La mattina del 4 marzo 2018 stavo scorrendo le notizie provenienti dai siti viola, in attesa della partita tra Fiorentina e Udinese. Improvvisamente si seppe che la partita non si sarebbe giocata. Davide Astori non era sceso a fare colazione con i compagni. Pensando che si fosse addormentato l’erano andati a svegliare, ma Davide era morto nel sonno, colpito da una rara malformazione cardiaca. Il processo in questo caso è ancora in corso. E la domanda posta da Francesca Fioretti, la moglie di Astori, è la stessa posta dalle vittime della strage: la morte di Davide era un evento segnato o si poteva evitare se chi era incaricato di verificare l’idoneità sportiva si fosse accorto che nel suo cuore qualcosa non andava?
Se da un lato c’è un’esigenza di giustizia, dall’altro c’è il rischio di coinvolgere un medico che ha agito in buona fede e ha fatto il suo dovere.

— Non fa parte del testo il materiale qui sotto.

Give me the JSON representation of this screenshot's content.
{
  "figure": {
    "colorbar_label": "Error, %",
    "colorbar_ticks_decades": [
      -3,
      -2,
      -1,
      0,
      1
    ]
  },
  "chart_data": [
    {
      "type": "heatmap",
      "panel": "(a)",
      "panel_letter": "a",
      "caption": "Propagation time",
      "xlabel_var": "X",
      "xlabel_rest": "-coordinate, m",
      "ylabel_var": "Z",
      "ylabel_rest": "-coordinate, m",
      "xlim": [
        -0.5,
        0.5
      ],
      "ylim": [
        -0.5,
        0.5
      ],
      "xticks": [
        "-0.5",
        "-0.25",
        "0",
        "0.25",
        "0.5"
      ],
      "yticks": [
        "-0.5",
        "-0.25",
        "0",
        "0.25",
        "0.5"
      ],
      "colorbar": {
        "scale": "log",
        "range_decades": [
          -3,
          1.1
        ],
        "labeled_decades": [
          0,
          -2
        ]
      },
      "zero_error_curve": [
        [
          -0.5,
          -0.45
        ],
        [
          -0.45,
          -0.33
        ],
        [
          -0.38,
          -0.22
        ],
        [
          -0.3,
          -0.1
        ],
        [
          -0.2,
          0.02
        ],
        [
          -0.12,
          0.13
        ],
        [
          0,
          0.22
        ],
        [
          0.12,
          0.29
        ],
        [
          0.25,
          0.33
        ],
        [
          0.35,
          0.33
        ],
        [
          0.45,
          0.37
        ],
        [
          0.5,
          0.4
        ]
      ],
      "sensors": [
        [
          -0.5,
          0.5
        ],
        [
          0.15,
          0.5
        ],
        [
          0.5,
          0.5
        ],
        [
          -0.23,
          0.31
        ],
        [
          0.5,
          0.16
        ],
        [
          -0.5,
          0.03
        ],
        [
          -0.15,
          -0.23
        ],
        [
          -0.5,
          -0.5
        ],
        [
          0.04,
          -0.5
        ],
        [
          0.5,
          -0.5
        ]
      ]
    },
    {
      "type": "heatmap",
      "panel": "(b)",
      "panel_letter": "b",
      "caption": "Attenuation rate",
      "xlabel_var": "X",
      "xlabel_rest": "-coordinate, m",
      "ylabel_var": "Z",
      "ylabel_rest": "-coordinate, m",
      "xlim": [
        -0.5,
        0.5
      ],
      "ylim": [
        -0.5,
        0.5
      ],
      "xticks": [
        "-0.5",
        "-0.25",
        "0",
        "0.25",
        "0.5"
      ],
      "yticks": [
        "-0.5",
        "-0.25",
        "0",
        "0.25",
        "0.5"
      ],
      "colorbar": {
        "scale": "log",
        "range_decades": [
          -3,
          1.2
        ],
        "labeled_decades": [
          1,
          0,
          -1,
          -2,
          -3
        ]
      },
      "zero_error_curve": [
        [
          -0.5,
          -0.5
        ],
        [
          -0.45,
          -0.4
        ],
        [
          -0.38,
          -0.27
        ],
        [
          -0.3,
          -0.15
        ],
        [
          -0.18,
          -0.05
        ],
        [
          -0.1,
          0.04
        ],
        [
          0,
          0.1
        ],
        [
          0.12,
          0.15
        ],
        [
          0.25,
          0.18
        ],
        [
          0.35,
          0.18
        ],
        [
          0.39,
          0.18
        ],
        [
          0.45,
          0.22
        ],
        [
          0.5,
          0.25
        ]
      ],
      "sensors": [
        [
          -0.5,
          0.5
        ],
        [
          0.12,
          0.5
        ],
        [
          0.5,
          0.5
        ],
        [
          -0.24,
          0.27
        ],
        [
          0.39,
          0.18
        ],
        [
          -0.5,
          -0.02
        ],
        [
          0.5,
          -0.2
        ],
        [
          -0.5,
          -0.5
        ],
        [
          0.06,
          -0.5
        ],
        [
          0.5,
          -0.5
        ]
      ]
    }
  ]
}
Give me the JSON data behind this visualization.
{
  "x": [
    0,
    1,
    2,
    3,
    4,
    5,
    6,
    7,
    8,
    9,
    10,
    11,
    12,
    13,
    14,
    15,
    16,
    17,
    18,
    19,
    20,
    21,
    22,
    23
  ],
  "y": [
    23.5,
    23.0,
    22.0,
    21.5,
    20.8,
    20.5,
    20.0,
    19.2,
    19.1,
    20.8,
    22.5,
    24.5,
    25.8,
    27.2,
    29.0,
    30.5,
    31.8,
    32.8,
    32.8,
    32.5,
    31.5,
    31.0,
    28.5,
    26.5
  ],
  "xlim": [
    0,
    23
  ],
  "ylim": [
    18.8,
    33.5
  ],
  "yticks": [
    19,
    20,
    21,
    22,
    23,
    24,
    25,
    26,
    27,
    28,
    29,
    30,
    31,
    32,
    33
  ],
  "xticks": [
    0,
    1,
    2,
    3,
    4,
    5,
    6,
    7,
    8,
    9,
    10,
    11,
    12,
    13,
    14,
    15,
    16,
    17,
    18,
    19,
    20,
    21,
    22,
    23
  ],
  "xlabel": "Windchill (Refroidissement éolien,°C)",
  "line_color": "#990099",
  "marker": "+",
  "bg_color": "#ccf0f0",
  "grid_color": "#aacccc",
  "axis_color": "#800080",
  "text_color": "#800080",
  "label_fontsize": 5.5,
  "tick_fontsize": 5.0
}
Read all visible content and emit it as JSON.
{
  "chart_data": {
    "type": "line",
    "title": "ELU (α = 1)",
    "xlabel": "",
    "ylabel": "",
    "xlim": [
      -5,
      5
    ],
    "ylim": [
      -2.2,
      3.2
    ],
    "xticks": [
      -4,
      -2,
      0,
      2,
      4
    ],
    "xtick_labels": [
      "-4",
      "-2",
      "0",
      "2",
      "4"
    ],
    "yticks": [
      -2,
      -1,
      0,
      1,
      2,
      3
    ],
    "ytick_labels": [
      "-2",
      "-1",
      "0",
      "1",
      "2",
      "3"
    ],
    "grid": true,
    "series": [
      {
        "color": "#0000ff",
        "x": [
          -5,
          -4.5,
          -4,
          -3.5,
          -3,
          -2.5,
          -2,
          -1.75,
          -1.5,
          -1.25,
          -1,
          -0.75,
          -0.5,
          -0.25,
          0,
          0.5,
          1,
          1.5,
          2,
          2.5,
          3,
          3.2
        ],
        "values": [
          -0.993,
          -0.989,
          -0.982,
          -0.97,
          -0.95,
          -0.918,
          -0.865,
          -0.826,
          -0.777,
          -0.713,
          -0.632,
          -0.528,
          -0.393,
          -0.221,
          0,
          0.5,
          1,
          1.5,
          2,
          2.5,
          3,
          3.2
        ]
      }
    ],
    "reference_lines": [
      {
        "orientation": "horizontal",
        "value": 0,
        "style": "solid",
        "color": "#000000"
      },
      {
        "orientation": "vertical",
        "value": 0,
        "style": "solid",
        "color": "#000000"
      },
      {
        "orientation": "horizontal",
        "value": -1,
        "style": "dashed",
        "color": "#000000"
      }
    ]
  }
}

Ci si muove su di un crinale sottilissimo che è morale prima che giuridico. I risarcimenti ci sono stati, ma non è quello il punto. Domande terribili, che richiamano quelle poste in tragedie come l’Antigone di Sofocle, che narra della donna che, contro la volontà del re di Tebe, aveva deciso di dare ugualmente sepoltura al corpo del fratello. E a cui non so dare una risposta certa.